Turkey slams election campaign ban in Austria, the Netherlands
ANKARA
The Austrian and Dutch governments are “blocking the exercise of most fundamental democratic rights” by deciding to ban Turkish election campaigns ahead of the snap polls on June 24, Turkey’s European Union Affairs Minister Ömer Çelik has said.
“It is obvious that Austrian and Dutch PMs do not hinge upon democratic values while taking these decisions. They just send their greetings to anti-Turkish and racist political movements. With these approaches, Austria and the Netherlands only poison democratic values in their own countries. They contribute to the flourishing of racist political movements which are also hostile against EU values,” he said on his Twitter account on April 21.

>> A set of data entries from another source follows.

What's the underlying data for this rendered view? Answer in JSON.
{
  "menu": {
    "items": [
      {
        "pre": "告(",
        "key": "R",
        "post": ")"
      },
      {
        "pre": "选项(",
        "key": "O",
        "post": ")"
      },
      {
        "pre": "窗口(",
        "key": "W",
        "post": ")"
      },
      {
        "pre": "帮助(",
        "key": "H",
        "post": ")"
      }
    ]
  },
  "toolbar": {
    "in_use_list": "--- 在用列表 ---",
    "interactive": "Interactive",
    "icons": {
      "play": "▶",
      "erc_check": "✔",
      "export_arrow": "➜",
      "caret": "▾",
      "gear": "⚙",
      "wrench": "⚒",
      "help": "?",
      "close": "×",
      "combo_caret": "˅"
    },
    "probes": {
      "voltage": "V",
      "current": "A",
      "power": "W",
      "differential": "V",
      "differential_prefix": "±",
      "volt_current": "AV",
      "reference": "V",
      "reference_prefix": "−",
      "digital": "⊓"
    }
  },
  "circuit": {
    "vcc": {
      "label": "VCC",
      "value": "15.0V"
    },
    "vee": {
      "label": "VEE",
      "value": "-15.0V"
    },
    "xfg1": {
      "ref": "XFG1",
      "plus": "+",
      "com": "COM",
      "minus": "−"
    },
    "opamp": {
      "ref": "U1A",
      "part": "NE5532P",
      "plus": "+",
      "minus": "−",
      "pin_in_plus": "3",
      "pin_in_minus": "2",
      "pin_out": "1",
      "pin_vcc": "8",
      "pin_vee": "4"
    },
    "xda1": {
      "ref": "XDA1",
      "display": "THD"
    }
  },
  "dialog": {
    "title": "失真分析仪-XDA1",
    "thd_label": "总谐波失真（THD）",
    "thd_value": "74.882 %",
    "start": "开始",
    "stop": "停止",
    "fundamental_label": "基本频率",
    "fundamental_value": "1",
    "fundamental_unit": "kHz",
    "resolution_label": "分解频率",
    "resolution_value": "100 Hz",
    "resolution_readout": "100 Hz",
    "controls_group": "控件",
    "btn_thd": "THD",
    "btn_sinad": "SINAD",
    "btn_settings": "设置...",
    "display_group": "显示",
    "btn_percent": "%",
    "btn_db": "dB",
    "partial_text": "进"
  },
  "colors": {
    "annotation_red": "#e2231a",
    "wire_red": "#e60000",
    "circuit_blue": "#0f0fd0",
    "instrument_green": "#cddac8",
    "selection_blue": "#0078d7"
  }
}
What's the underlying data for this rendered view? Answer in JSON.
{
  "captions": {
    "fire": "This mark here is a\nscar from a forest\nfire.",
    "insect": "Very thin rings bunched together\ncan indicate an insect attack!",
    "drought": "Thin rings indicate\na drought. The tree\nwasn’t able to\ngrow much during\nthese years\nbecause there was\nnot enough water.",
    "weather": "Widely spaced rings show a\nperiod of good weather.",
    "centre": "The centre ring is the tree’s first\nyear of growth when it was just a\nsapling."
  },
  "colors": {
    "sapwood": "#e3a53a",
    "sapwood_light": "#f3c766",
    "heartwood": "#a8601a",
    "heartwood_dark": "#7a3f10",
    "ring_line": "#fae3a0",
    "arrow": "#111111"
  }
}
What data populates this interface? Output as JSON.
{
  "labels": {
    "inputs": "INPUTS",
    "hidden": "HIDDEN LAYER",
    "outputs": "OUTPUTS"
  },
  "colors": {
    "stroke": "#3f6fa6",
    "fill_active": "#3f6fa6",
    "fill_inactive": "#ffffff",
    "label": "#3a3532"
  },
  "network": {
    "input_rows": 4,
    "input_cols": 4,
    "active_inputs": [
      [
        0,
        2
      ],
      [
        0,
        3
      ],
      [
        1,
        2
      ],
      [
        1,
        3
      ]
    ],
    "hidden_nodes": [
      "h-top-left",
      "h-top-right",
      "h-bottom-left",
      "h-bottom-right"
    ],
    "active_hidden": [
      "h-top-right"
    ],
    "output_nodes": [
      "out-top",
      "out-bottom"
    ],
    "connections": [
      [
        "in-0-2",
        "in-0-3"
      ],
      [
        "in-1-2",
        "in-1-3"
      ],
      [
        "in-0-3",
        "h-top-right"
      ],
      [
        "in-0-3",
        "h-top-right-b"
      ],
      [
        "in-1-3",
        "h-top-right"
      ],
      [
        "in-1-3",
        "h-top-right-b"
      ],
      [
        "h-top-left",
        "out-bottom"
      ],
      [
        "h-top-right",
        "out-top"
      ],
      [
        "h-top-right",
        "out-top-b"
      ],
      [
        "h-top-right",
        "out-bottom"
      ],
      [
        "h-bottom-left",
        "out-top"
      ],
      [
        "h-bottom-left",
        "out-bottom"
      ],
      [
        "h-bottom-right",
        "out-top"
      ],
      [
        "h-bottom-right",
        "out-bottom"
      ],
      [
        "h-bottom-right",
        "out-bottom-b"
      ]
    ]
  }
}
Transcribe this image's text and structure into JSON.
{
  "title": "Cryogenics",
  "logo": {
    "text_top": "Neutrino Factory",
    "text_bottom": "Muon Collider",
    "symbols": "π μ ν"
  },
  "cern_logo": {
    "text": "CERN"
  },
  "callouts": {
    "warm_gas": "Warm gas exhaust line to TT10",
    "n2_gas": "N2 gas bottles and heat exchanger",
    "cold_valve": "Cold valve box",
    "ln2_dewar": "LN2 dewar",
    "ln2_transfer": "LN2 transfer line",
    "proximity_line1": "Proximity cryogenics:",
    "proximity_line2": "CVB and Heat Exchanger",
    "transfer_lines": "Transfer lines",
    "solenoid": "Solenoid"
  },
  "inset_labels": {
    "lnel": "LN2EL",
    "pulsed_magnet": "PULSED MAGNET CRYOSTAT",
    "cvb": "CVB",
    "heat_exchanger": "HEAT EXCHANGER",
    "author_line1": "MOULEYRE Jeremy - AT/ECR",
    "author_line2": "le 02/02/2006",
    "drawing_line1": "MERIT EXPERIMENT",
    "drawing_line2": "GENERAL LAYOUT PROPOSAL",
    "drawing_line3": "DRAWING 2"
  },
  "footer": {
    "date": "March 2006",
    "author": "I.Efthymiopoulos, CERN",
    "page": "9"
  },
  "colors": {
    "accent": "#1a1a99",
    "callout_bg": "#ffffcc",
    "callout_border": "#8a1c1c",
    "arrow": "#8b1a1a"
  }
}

“On the one hand, they block the exercise of most fundamental democratic rights and on the other hand they argue that there are negative developments in terms of democracy in Turkey,” he added.
Austrian Chancellor Sebastian Kurz told ORF radio in remarks broadcast on April 20 that “Turkish election campaign appearances in Austria are unwanted,” stressing that they will not be allowed.
Kurz’s conservatives are in a coalition government with the anti-Islam Freedom Party, making Austria the only Western European country to have a far-right party in government.
The previous chancellor, a Social Democrat, said last year that he would try to prohibit any campaign appearances by Turkish ministers.
Any Austrian citizen of Turkish origin takes the risk of being denationalized in Austria if they vote in Turkey’s elections because the law prohibits dual citizenship. But more than 52,000 people living in Austria voted in the Turkish constitutional referendum on April 16, 2017, with 73 percent of them voting in favor of the changes proposed by the ruling Justice and Development Party (AKP) and its leader and President Recep Tayyip Erdoğan.
In the June 24 elections Erdoğan will compete with opposition candidates for the presidency with broadened executive powers.
In the Netherlands, where more than 70,000 people voted in last year’s Turkish referendum, Prime Minister Mark Rutte followed his Austrian counterpart’s suit, saying that the Turkish politicians’ demand to campaign is “an undesired situation.”
“We don’t want to import any problems from outside,” he said on April 20, warning of possible public order disruptions.
Relations between Turkey and the Netherlands soured after Dutch authorities canceled the flight permit of a plane carrying Foreign Minister Mevlüt Çavuşoğlu during last year’s referendum campaign. The Dutch government also expelled Family and Social Affairs Minister Fatma Betul Sayan Kaya from Rotterdam, blocking her from addressing the Turkish community.